The top counterintelligence official said that the three nations are trying to "sway voters' preferences and perspectives," sow discord and "undermine the American people's confidence in our democratic process."
Evanina explained that China and Iran appear to oppose President Donald Trump, while Russia supports him.
Beijing seemingly views the commander-in-chief as "unpredictable" due to his actions regarding Hong Kong, 5G technology, the video application TikTok and the ongoing legal battle over the South China Sea.
Evanina also noted that the Chinese government is becoming increasingly critical of the Trump administration, which has sought to blame it for the coronavirus outbreak, recently accusing Chinese diplomats stationed in the U.S. of engaging in espionage.
According to the report, Tehran is expected to intensify its online disinformation campaigns. Its activities, Evanina said, are "driven by a perception" that Trump's victory would lead to continued pressure with the goal of overthrowing the current Iranian government
The Kremlin, meanwhile, is looking to "denigrate" Joe Biden, the Democratic Party's presumptive presidential nominee. According to the top official, the Russians are opposed to Biden due to his role in advancing pro-Ukraine policies.
Evanina said that "Kremlin-linked actors" are looking to help Trump and added that some Ukrainian officials have been spreading disinformation about Biden.

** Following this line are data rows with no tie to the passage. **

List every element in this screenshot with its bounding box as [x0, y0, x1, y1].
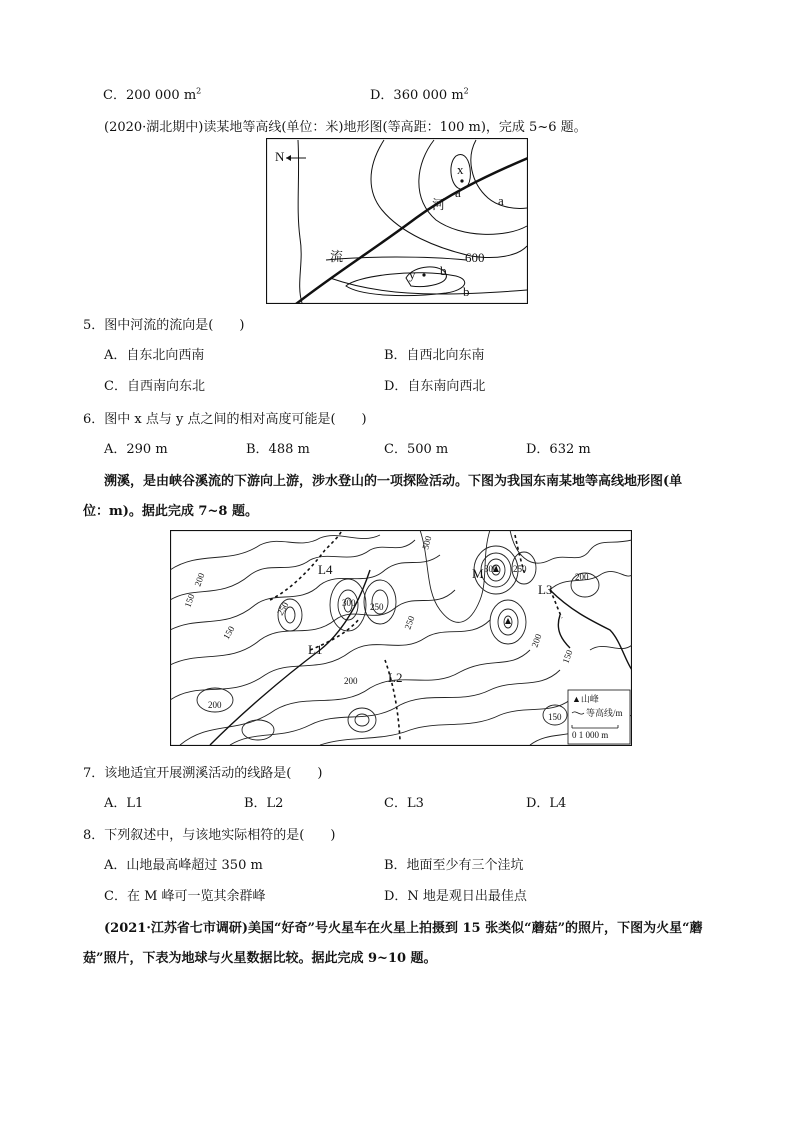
intro-5-6: (2020·湖北期中)读某地等高线(单位：米)地形图(等高距：100 m)，完成 5~6 题。 [104, 120, 587, 135]
route-l3-label: L3 [538, 582, 553, 597]
contour-label: 250 [275, 600, 291, 617]
peak-m-label: M [472, 566, 484, 581]
intro-7-8-line1: 溯溪，是由峡谷溪流的下游向上游，涉水登山的一项探险活动。下图为我国东南某地等高线地形图(单 [104, 474, 683, 489]
contour-label: 200 [192, 571, 207, 588]
intro-9-10-line2: 菇”照片，下表为地球与火星数据比较。据此完成 9~10 题。 [83, 951, 437, 966]
legend-peak: ▲山峰 [572, 694, 599, 704]
q8-option-c[interactable]: C．在 M 峰可一览其余群峰 [104, 889, 266, 904]
q8-stem: 8．下列叙述中，与该地实际相符的是( ) [83, 828, 336, 843]
q7-option-d[interactable]: D．L4 [526, 796, 567, 811]
contour-label: 500 [420, 534, 434, 551]
contour-600-label: 600 [465, 250, 485, 265]
q5-option-c[interactable]: C．自西南向东北 [104, 379, 205, 394]
q7-option-c[interactable]: C．L3 [384, 796, 424, 811]
q6-option-c[interactable]: C．500 m [384, 442, 449, 457]
contour-label: 300 [342, 598, 356, 608]
legend-contour: 等高线/m [586, 708, 623, 718]
q8-option-d[interactable]: D．N 地是观日出最佳点 [384, 889, 527, 904]
river-char-1: 河 [432, 197, 446, 212]
intro-9-10-line1: (2021·江苏省七市调研)美国“好奇”号火星车在火星上拍摄到 15 张类似“蘑菇”的照片，下图为火星“蘑 [104, 921, 703, 936]
contour-label: 150 [221, 624, 237, 641]
q6-stem: 6．图中 x 点与 y 点之间的相对高度可能是( ) [83, 412, 367, 427]
q5-option-b[interactable]: B．自西北向东南 [384, 348, 485, 363]
contour-b-label-2: b [463, 284, 470, 299]
contour-a-label-2: a [498, 193, 504, 208]
contour-label: 250 [402, 614, 417, 631]
contour-map-1 [266, 138, 528, 304]
contour-map-2 [170, 530, 632, 746]
contour-label: 200 [575, 572, 589, 582]
q7-stem: 7．该地适宜开展溯溪活动的线路是( ) [83, 766, 323, 781]
point-x-label: x [457, 162, 464, 177]
route-l1-label: L1 [308, 642, 323, 657]
contour-a-label-1: a [455, 185, 461, 200]
q5-option-a[interactable]: A．自东北向西南 [104, 348, 205, 363]
q7-option-a[interactable]: A．L1 [104, 796, 144, 811]
q6-option-d[interactable]: D．632 m [526, 442, 591, 457]
q6-option-b[interactable]: B．488 m [246, 442, 310, 457]
contour-label: 250 [513, 564, 527, 574]
q5-stem: 5．图中河流的流向是( ) [83, 318, 245, 333]
q5-option-d[interactable]: D．自东南向西北 [384, 379, 486, 394]
contour-b-label-1: b [440, 263, 447, 278]
option-c-prev: C．200 000 $m^2$ [103, 86, 202, 103]
contour-label: 300 [484, 564, 498, 574]
q8-option-b[interactable]: B．地面至少有三个洼坑 [384, 858, 524, 873]
intro-7-8-line2: 位：m)。据此完成 7~8 题。 [83, 504, 258, 519]
route-l4-label: L4 [318, 562, 333, 577]
contour-label: 250 [370, 602, 384, 612]
route-l2-label: L2 [388, 670, 403, 685]
legend-scale: 0 1 000 m [572, 730, 609, 740]
contour-label: 150 [182, 592, 197, 609]
north-label: N [275, 149, 285, 164]
contour-label: 200 [529, 632, 544, 649]
q7-option-b[interactable]: B．L2 [244, 796, 284, 811]
point-y-label: y [409, 267, 416, 282]
contour-label: 200 [344, 676, 358, 686]
contour-label: 150 [548, 712, 562, 722]
contour-label: 200 [208, 700, 222, 710]
river-char-2: 流 [330, 249, 344, 264]
q8-option-a[interactable]: A．山地最高峰超过 350 m [104, 858, 263, 873]
contour-label: 150 [560, 648, 575, 665]
q6-option-a[interactable]: A．290 m [104, 442, 168, 457]
option-d-prev: D．360 000 $m^2$ [370, 86, 469, 103]
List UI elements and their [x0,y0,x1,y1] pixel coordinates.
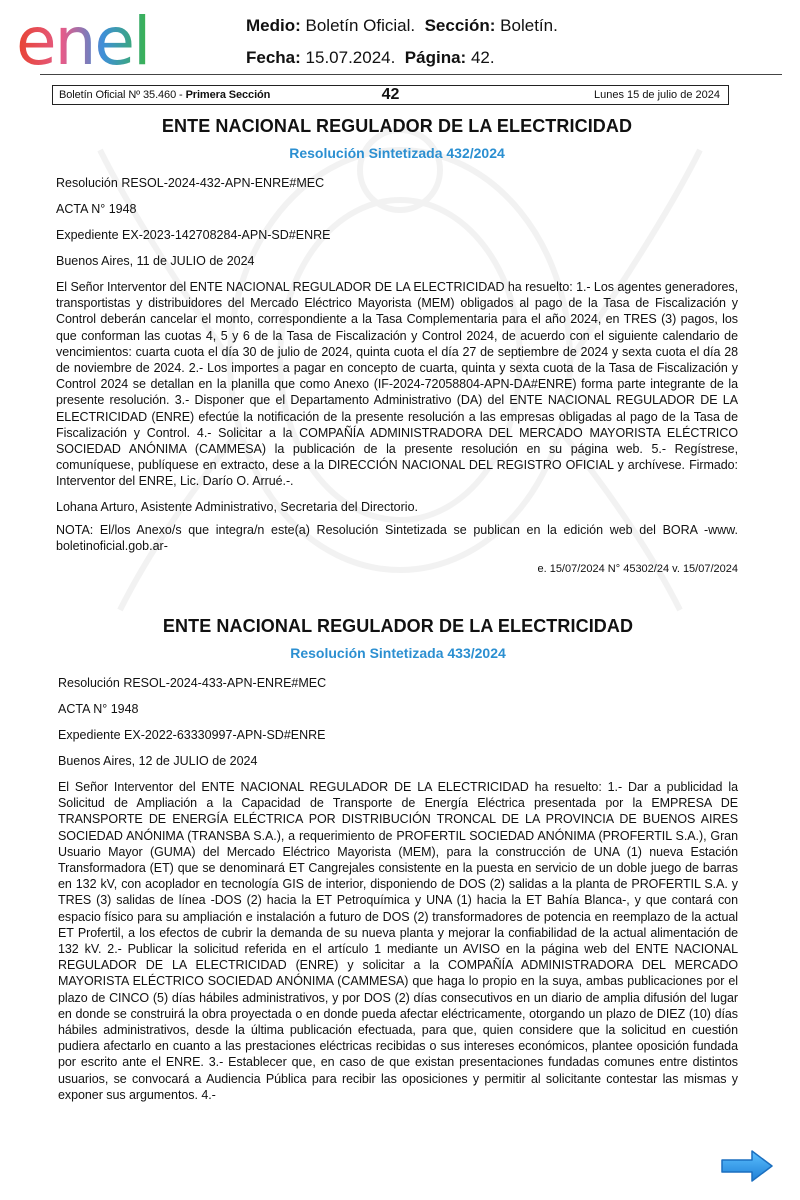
page-number: 42 [381,86,400,103]
resolution-body: El Señor Interventor del ENTE NACIONAL REGULADOR DE LA ELECTRICIDAD ha resuelto: 1.- Dar a publicidad la Solicitud de Ampliación a la Capacidad de Transporte de Energía Eléctrica presentada por la EMPRESA DE TRANSPORTE DE ENERGÍA ELÉCTRICA POR DISTRIBUCIÓN TRONCAL DE LA PROVINCIA DE BUENOS AIRES SOCIEDAD ANÓNIMA (TRANSBA S.A.), a requerimiento de PROFERTIL SOCIEDAD ANÓNIMA (PROFERTIL S.A.), Gran Usuario Mayor (GUMA) del Mercado Eléctrico Mayorista (MEM), para la construcción de UNA (1) nueva Estación Transformadora (ET) que se denominará ET Cangrejales consistente en la puesta en servicio de un doble juego de barras en 132 kV, con acoplador en tecnología GIS de interior, disponiendo de DOS (2) salidas a la planta de PROFERTIL S.A. y TRES (3) salidas de línea -DOS (2) hacia la ET Petroquímica y UNA (1) hacia la ET Bahía Blanca-, y que contará con espacio físico para su ampliación e instalación a futuro de DOS (2) transformadores de potencia en reemplazo de la actual ET Profertil, a los efectos de cubrir la demanda de su nueva planta y mejorar la confiabilidad de la actual alimentación de 132 kV. 2.- Publicar la solicitud referida en el artículo 1 mediante un AVISO en la página web del ENTE NACIONAL REGULADOR DE LA ELECTRICIDAD (ENRE) y solicitar a la COMPAÑÍA ADMINISTRADORA DEL MERCADO MAYORISTA ELÉCTRICO SOCIEDAD ANÓNIMA (CAMMESA) que haga lo propio en la suya, ambas publicaciones por el plazo de CINCO (5) días hábiles administrativos, y por DOS (2) días consecutivos en un diario de amplia difusión del lugar en donde se construirá la obra proyectada o en donde pueda afectar eléctricamente, otorgando un plazo de DIEZ (10) días hábiles administrativos, desde la última publicación efectuada, para que, quien considere que la solicitud en cuestión pudiera afectarlo en cuanto a las prestaciones eléctricas recibidas o sus intereses económicos, plantee oposición fundada por escrito ante el ENRE. 3.- Establecer que, en caso de que existan presentaciones fundadas comunes entre distintos usuarios, se convocará a Audiencia Pública para recibir las oposiciones y permitir al solicitante contestar las mismas y exponer sus argumentos. 4.- [58,780,738,1102]
bulletin-number: Boletín Oficial Nº 35.460 - Primera Sección [59,89,271,101]
bulletin-date: Lunes 15 de julio de 2024 [594,89,720,101]
expediente-number: Expediente EX-2022-63330997-APN-SD#ENRE [58,728,326,742]
expediente-number: Expediente EX-2023-142708284-APN-SD#ENRE [56,228,331,242]
signature-line: Lohana Arturo, Asistente Administrativo, Secretaria del Directorio. [56,499,418,514]
meta-line-1 [246,10,558,42]
resolution-432 [56,116,738,575]
resolution-id: Resolución RESOL-2024-432-APN-ENRE#MEC [56,176,325,190]
meta-line-2 [246,42,558,74]
medio-label: Medio: [246,16,301,35]
resolution-title: Resolución Sintetizada 432/2024 [289,145,505,161]
header-divider [40,74,782,75]
seccion-label: Sección: [424,16,496,35]
resolution-id: Resolución RESOL-2024-433-APN-ENRE#MEC [58,676,327,690]
page-header [0,0,800,76]
pagina-label: Página: [404,48,467,67]
resolution-body: El Señor Interventor del ENTE NACIONAL REGULADOR DE LA ELECTRICIDAD ha resuelto: 1.- Los agentes generadores, transportistas y distribuidores del Mercado Eléctrico Mayorista (MEM) obligados al pago de la Tasa de Fiscalización y Control deberán cancelar el monto, correspondiente a la Tasa Complementaria para el año 2024, en TRES (3) pagos, los que conforman las cuotas 4, 5 y 6 de la Tasa de Fiscalización y Control 2024, de acuerdo con el siguiente calendario de vencimientos: cuarta cuota el día 30 de julio de 2024, quinta cuota el día 27 de septiembre de 2024 y sexta cuota el día 28 de noviembre de 2024. 2.- Los importes a pagar en concepto de cuarta, quinta y sexta cuota de la Tasa de Fiscalización y Control 2024 se detallan en la planilla que como Anexo (IF-2024-72058804-APN-DA#ENRE) forma parte integrante de la presente resolución. 3.- Disponer que el Departamento Administrativo (DA) del ENTE NACIONAL REGULADOR DE LA ELECTRICIDAD (ENRE) efectúe la notificación de la presente resolución a las empresas obligadas al pago de la Tasa de Fiscalización y Control. 4.- Solicitar a la COMPAÑÍA ADMINISTRADORA DEL MERCADO MAYORISTA ELÉCTRICO SOCIEDAD ANÓNIMA (CAMMESA) la publicación de la presente resolución en su página web. 5.- Regístrese, comuníquese, publíquese en extracto, dese a la DIRECCIÓN NACIONAL DEL REGISTRO OFICIAL y archívese. Firmado: Interventor del ENRE, Lic. Darío O. Arrué.-. [56,280,738,489]
fecha-value: 15.07.2024. [305,48,396,67]
org-title: ENTE NACIONAL REGULADOR DE LA ELECTRICIDAD [162,616,634,636]
medio-value: Boletín Oficial. [305,16,416,35]
publication-reference: e. 15/07/2024 N° 45302/24 v. 15/07/2024 [537,562,738,575]
annex-note: NOTA: El/los Anexo/s que integra/n este(a) Resolución Sintetizada se publican en la edición web del BORA -www. boletinoficial.gob.ar- [56,522,738,554]
seccion-value: Boletín. [500,16,558,35]
next-page-arrow-icon[interactable] [720,1148,774,1184]
acta-number: ACTA N° 1948 [56,202,137,216]
bulletin-strip [52,85,729,105]
resolution-433 [58,616,738,1113]
acta-number: ACTA N° 1948 [58,702,139,716]
document-meta [246,10,558,74]
place-date: Buenos Aires, 12 de JULIO de 2024 [58,754,258,768]
pagina-value: 42. [470,48,495,67]
fecha-label: Fecha: [246,48,301,67]
org-title: ENTE NACIONAL REGULADOR DE LA ELECTRICIDAD [161,116,633,136]
resolution-title: Resolución Sintetizada 433/2024 [290,645,506,661]
place-date: Buenos Aires, 11 de JULIO de 2024 [56,254,255,268]
enel-logo [14,6,182,70]
svg-text:enel: enel [16,6,150,70]
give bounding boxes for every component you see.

"For example, pro-Russia Ukrainian parliamentarian Andriy Derkach is spreading claims about corruption -- including through publicizing leaked phone calls -- to undermine former Vice President Biden's candidacy and the Democratic Party," he said.
The Russian government has reportedly also sought to spread misinformation about the COVID-19 pandemic.
Moscow is thought to have interfered in the 2016 presidential election, allegedly helping Trump and damaging former Secretary of State Hillary Clinton's White House bid.
Evanina stressed that the intelligence community is "doing everything in its power" to fight off foreign efforts to influence the 2020 election.
"Foreign efforts to influence or interfere with our elections are a direct threat to the fabric of our democracy."In a joint statement, Republican Senator Marco Rubio of Florida and Democrat Mark Warner of Virginia -- the two top senators on the upper chamber's intelligence committee -- called on their colleagues to put partisanship aside.
Rubio and Warner stated that they "encourage political leaders on all sides to refrain from weaponizing intelligence matters for political gain," saying that doing so "only furthers the divisive aims of our adversaries."